Dossier sommeil
Pourquoi un oreiller d’adulte ne convient pas à un enfant
Nuque plus courte, épaules plus étroites : la tête s’enfonce ou part en arrière. Dans les deux cas, la position est mauvaise.
Par Camille Roussel · Rédactrice sommeil
Mis à jour le · 12 modèles comparés
C’est le geste le plus banal du monde, et personne n’y voit de mal. L’enfant grandit, il quitte son lit à barreaux, et on lui passe un oreiller de la maison. Parfois un ancien oreiller d’adulte devenu trop mou pour nous, parfois un neuf, mais de format adulte.
Nous l’avons fait, vous l’avez probablement fait, et aucun vendeur de literie ne nous a jamais dit que c’était un problème.
Le problème n’est pourtant pas la taille de l’oreiller. C’est sa hauteur. Et la nuance n’est pas de vocabulaire : elle change complètement ce qu’il faut acheter.
Ce qu’un oreiller est censé combler
Posez-vous la question à l’envers. À quoi sert un oreiller, mécaniquement ?
À rien du tout quand on dort sur le dos, ou presque : la tête repose déjà dans l’axe. Il sert quand on dort sur le côté, et il sert à combler le creux qui apparaît alors entre l’oreille et l’épaule. Ce creux, c’est la largeur de l’épaule. Sans rien dedans, la tête tombe vers le matelas et le cou plie.
Chez un adulte, ce creux fait une bonne dizaine de centimètres, parce que les épaules sont larges. Chez un enfant de cinq ans, il en fait cinq ou six. C’est le rapport du simple au double, et il ne s’agit pas d’une préférence de confort : c’est de la géométrie.
Un oreiller d’adulte posé sous la tête d’un enfant comble donc un creux deux fois plus grand que celui qui existe. La tête est poussée vers le haut, le cou plie dans l’autre sens, et cette position est tenue dix heures par nuit, pendant les années où le corps se construit.
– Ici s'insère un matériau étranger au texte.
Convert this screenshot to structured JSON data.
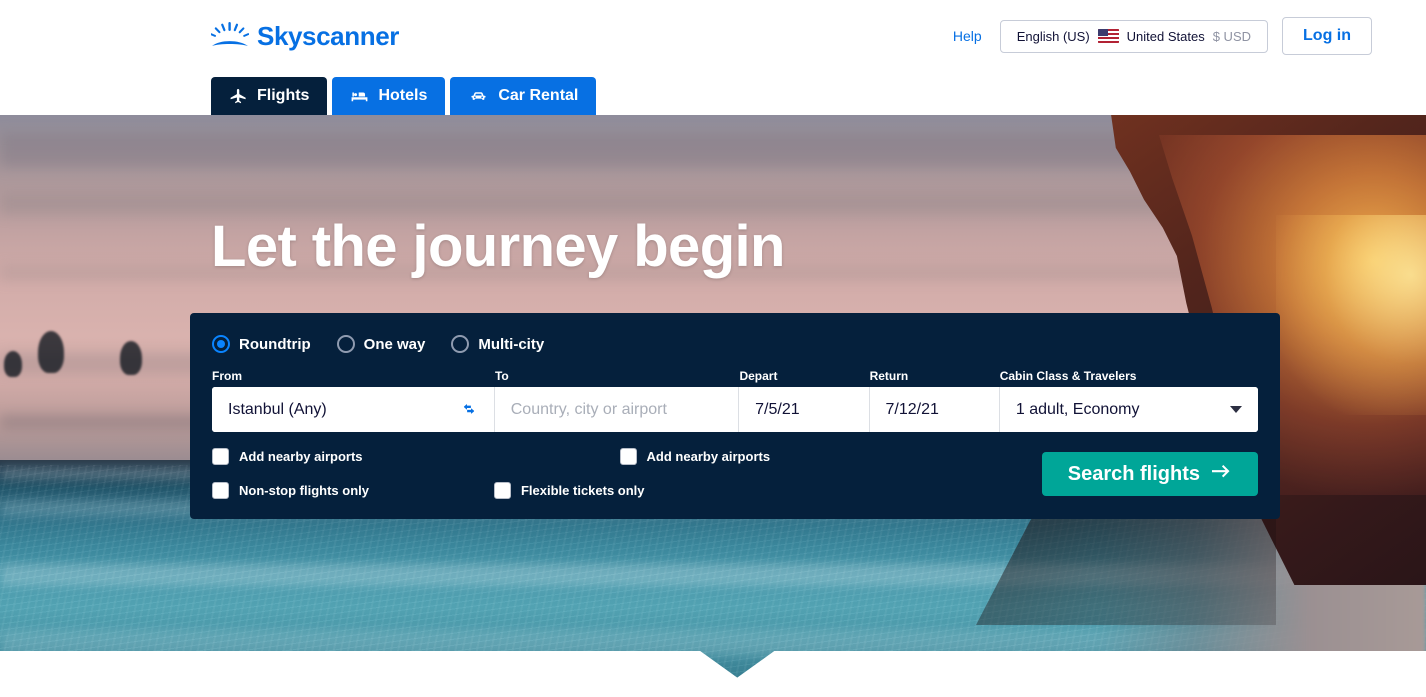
{
  "header": {
    "logo_text": "Skyscanner",
    "logo_icon": "sunburst-icon",
    "help_label": "Help",
    "locale": {
      "language": "English (US)",
      "flag_icon": "us-flag-icon",
      "country": "United States",
      "currency": "$ USD"
    },
    "login_label": "Log in"
  },
  "nav": {
    "tabs": [
      {
        "label": "Flights",
        "icon": "plane-icon",
        "active": true
      },
      {
        "label": "Hotels",
        "icon": "bed-icon",
        "active": false
      },
      {
        "label": "Car Rental",
        "icon": "car-icon",
        "active": false
      }
    ]
  },
  "hero": {
    "title": "Let the journey begin"
  },
  "search": {
    "trip_types": [
      {
        "label": "Roundtrip",
        "selected": true
      },
      {
        "label": "One way",
        "selected": false
      },
      {
        "label": "Multi-city",
        "selected": false
      }
    ],
    "labels": {
      "from": "From",
      "to": "To",
      "depart": "Depart",
      "return": "Return",
      "cabin": "Cabin Class & Travelers"
    },
    "values": {
      "from": "Istanbul (Any)",
      "to": "",
      "to_placeholder": "Country, city or airport",
      "depart": "7/5/21",
      "return": "7/12/21",
      "cabin": "1 adult, Economy"
    },
    "icons": {
      "swap": "swap-icon",
      "cabin_caret": "chevron-down-icon",
      "search_arrow": "arrow-right-icon"
    },
    "checkboxes": [
      {
        "label": "Add nearby airports",
        "checked": false
      },
      {
        "label": "Add nearby airports",
        "checked": false
      },
      {
        "label": "Non-stop flights only",
        "checked": false
      },
      {
        "label": "Flexible tickets only",
        "checked": false
      }
    ],
    "search_button_label": "Search flights"
  },
  "colors": {
    "brand_blue": "#0770e3",
    "dark_navy": "#05203c",
    "teal": "#00a698",
    "radio_blue": "#0a84ff",
    "muted_grey": "#8f93a3"
  }
}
L’autre cas de figure, celui du vieil oreiller mou et aplati, produit l’effet inverse et le même résultat : la tête s’enfonce, part en arrière, la gorge se tend, la bouche s’ouvre.
Le creux à combler, du petit à l’adulte
La hauteur utile suit la largeur d’épaule, pas l’âge sur l’étiquette. Un enfant grand pour son âge a besoin de plus.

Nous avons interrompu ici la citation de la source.